Adding noise sounds counter-intuitive, why would the signal be intentionally made noisy? well maths again, this noise can be placed in an area which is in-audible, upper frequencies which are above the hearing range (Sample Rate primer).

How Dither Works

When lowering bit depth of audio, a continuous analog voltage into a "grid" of stepped values, the lower the bit depth the more perceptible it becomes, this process is called quantization and without special measures leads to Quantization Distortion. Consider these sample values stored in 24 bit:

100, 300, 450, 550, 450, 300, 100

If this signal is converted to 16 bit, the values need reducing to fit within 16 bit (divide by 256, so maximum in 24 bit would be maximum in 16 bit), a straight rounding down (truncation) would give:

0, 1, 1, 2, 1, 1, 0

These values have big jumps, double the last, where as for 24 bit the increase was more nuanced. Anything steep or 'steppy' audio will punish, with distortion.

Quantise Distortion can take the form of:

Correlated Noise: At high volumes, quantisation error sounds like white noise, at low volumes the error becomes "correlated" to the signal.
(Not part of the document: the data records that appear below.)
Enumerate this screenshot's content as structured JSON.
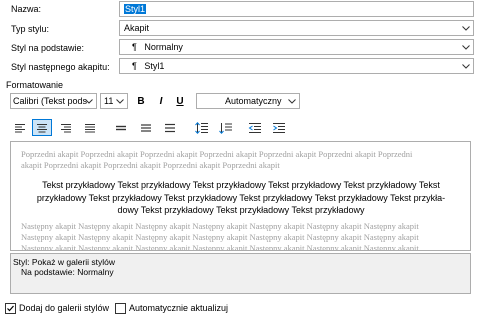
{
  "fields": {
    "name": {
      "label": "Nazwa:",
      "value": "Styl1"
    },
    "style_type": {
      "label": "Typ stylu:",
      "value": "Akapit"
    },
    "based_on": {
      "label": "Styl na podstawie:",
      "value": "Normalny",
      "icon": "paragraph-mark-icon"
    },
    "next_style": {
      "label": "Styl następnego akapitu:",
      "value": "Styl1",
      "icon": "paragraph-mark-icon"
    }
  },
  "formatting": {
    "title": "Formatowanie",
    "font": "Calibri (Tekst pods",
    "size": "11",
    "bold": "B",
    "italic": "I",
    "underline": "U",
    "color": "Automatyczny"
  },
  "preview": {
    "previous_lines": [
      "Poprzedni akapit Poprzedni akapit Poprzedni akapit Poprzedni akapit Poprzedni akapit Poprzedni akapit Poprzedni",
      "akapit Poprzedni akapit Poprzedni akapit Poprzedni akapit Poprzedni akapit"
    ],
    "sample_lines": [
      "Tekst przykładowy Tekst przykładowy Tekst przykładowy Tekst przykładowy Tekst przykładowy Tekst",
      "przykładowy Tekst przykładowy Tekst przykładowy Tekst przykładowy Tekst przykładowy Tekst przykła-",
      "dowy Tekst przykładowy Tekst przykładowy Tekst przykładowy"
    ],
    "next_lines": [
      "Następny akapit Następny akapit Następny akapit Następny akapit Następny akapit Następny akapit Następny akapit",
      "Następny akapit Następny akapit Następny akapit Następny akapit Następny akapit Następny akapit Następny akapit",
      "Następny akapit Następny akapit Następny akapit Następny akapit Następny akapit Następny akapit Następny akapit",
      "Następny akapit Następny akapit Następny akapit Następny akapit Następny akapit Następny akapit Następny akapit"
    ]
  },
  "description": {
    "line1": "Styl: Pokaż w galerii stylów",
    "line2": "Na podstawie: Normalny"
  },
  "options": {
    "add_to_gallery": {
      "label": "Dodaj do galerii stylów",
      "checked": true
    },
    "auto_update": {
      "label": "Automatycznie aktualizuj",
      "checked": false
    }
  },
  "colors": {
    "accent": "#0078d7",
    "active_bg": "#cce4f7"
  }
}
Harmonic Distortion: correlation creates harsh, gritty harmonics that sound like aggressive digital distortion rather than natural hiss.

Gating / Truncation: a signal (like a reverb tail) falls below the lowest digital step, the Least Significant Bit (LSB), it is rounded to zero.

Where does the noise floor and dynamic range factor into this? whilst new values have not been created (there is no 1.5 value in fixed 16 bit), and adding values into the wave increases the noise signal (3 dB to 5 dB typically), by adding noise the perceived noise floor has been lowered and the perceived dynamic range extended.

In practical terms the perceived dynamic range is extended to:

8-bit: from 48 dB to 66+ dB.

16-bit: from 96 dB to 120+ dB.

24-bit: 144 dB to 165+ dB.

32-bit: from 192 dB to 215+ dB.

For 32 bit, dither noise extension would be quieter than the sound of air molecules colliding inside your ear canal, no one dithers 32 bit.

24 bit is debatable, the best Digital Audio Converters (DACs) money can buy have a signal to noise ratio of 140 dB, the extension gained is well beyond that, however for good practice many do dither 24 bit and nothing is lost doing so.

Clipping

Clipping happens when audio is limited in volume, in the digital world it is when the maximum possible value which hits the hard limit of the audio bit depth. Take this sample:

It was stored as 32 bit float, a high frequency wave, notice the plot on the right showing the actual sample measurements (purple dots), there are only 5 per sine, however a perfect wave form is played back from just those 5 points when converted to analog. Look at the amplitude, it extends to +1.25 and -1.25.

If this audio is stored as 16 bit, without changing that amplitude (+1.0 is represented in 16 bit as 65535, this is the maximum value, cannot go higher), the measurements would now take the form:

Nothing passes +1.0, the values are clipped, how would it actually sound?

The plot on the left shows the samples, the one on the right has them removed for clarity, look at the wave, it has other frequencies embedded now, distortion caused by the clipping.

Storage Considerations

16 bit uncompressed audio has 2 bytes per sample, a CD quality 3 minute track can be calculated as:

44100 (samples per second) x 3 (track length) x 60 (seconds per minute) x 2 (channels) x 2 (bytes per sample) = 31,752,000 bytes or 31 MB.

24 bit audio adds an extra byte per sample, 47 MB for the same track.

At the top end is 64 bit float, each sample is 8 bytes per sample, the same track would be 127 MB, 1.5 GB for an average album! That is just for 44.1 kHz, if the sample rate was 192 kHz instead? 6.5 GB to store the album.